Yang Xianghui, Lin Guosheng, Zhou Luping
IEEE Trans Image Process. 2023;32:3746-3758. doi: 10.1109/TIP.2023.3279661. Epub 2023 Jul 7.
Single-view 3D object reconstruction is a fundamental and challenging computer vision task that aims at recovering 3D shapes from single-view RGB images. Most existing deep learning based reconstruction methods are trained and evaluated on the same categories, and they cannot work well when handling objects from novel categories that are not seen during training. Focusing on this issue, this paper tackles Single-view 3D Mesh Reconstruction, to study the model generalization on unseen categories and encourage models to reconstruct objects literally. Specifically, we propose an end-to-end two-stage network, GenMesh, to break the category boundaries in reconstruction. Firstly, we factorize the complicated image-to-mesh mapping into two simpler mappings, i.e., image-to-point mapping and point-to-mesh mapping, while the latter is mainly a geometric problem and less dependent on object categories. Secondly, we devise a local feature sampling strategy in 2D and 3D feature spaces to capture the local geometry shared across objects to enhance model generalization. Thirdly, apart from the traditional point-to-point supervision, we introduce a multi-view silhouette loss to supervise the surface generation process, which provides additional regularization and further relieves the overfitting problem. The experimental results show that our method significantly outperforms the existing works on the ShapeNet and Pix3D under different scenarios and various metrics, especially for novel objects.

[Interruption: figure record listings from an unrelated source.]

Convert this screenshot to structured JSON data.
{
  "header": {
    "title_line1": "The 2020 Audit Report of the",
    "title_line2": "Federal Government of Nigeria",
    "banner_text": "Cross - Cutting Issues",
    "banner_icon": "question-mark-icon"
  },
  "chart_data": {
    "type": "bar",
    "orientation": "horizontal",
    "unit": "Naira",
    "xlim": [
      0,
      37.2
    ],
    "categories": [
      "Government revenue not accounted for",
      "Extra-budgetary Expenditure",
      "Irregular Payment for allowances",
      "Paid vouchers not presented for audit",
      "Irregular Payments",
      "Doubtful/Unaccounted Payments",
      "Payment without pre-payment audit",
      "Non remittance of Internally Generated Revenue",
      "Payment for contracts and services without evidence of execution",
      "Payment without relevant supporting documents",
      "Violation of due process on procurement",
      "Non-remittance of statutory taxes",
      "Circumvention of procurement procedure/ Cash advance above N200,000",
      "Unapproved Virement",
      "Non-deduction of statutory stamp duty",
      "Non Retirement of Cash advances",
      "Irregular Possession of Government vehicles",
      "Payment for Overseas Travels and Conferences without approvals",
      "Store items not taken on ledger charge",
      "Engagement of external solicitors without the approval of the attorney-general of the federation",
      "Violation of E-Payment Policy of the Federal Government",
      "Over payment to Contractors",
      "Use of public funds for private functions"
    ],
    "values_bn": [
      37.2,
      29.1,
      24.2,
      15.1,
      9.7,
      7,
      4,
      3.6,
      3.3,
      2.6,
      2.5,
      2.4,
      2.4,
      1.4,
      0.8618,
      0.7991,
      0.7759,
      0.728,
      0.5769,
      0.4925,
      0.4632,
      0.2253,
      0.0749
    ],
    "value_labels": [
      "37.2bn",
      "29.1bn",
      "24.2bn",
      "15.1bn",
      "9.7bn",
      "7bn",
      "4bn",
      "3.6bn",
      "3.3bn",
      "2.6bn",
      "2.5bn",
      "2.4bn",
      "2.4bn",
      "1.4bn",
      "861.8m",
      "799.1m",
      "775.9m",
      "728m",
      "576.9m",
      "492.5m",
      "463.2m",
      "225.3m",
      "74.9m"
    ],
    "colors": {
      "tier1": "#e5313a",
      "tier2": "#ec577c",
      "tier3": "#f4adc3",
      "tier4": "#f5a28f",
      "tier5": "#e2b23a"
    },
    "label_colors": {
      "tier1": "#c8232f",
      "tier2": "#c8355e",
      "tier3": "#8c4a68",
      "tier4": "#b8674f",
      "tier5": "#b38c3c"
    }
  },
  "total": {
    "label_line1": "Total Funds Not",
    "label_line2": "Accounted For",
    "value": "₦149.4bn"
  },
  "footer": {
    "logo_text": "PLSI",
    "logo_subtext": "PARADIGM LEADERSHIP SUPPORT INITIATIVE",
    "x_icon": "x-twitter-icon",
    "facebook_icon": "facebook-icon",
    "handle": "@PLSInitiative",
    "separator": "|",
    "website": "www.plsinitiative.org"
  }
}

单视图3D物体重建是一项基础且具有挑战性的计算机视觉任务,旨在从单视图RGB图像中恢复3D形状。大多数现有的基于深度学习的重建方法都是在相同类别上进行训练和评估的,当处理训练期间未见过的新类别物体时,它们无法很好地工作。针对这个问题,本文着手研究单视图3D网格重建,以研究模型在未见类别上的泛化能力,并鼓励模型真实地重建物体。具体来说,我们提出了一种端到端的两阶段网络GenMesh,以打破重建中的类别界限。首先,我们将复杂的图像到网格映射分解为两个更简单的映射,即图像到点映射和点到网格映射,而后者主要是一个几何问题,对物体类别依赖性较小。其次,我们在2D和3D特征空间中设计了一种局部特征采样策略,以捕获跨物体共享的局部几何信息,从而增强模型的泛化能力。第三,除了传统的点对点监督外,我们还引入了多视图轮廓损失来监督表面生成过程,这提供了额外的正则化,并进一步缓解了过拟合问题。实验结果表明,在不同场景和各种指标下,我们的方法在ShapeNet和Pix3D上显著优于现有方法,特别是对于新物体。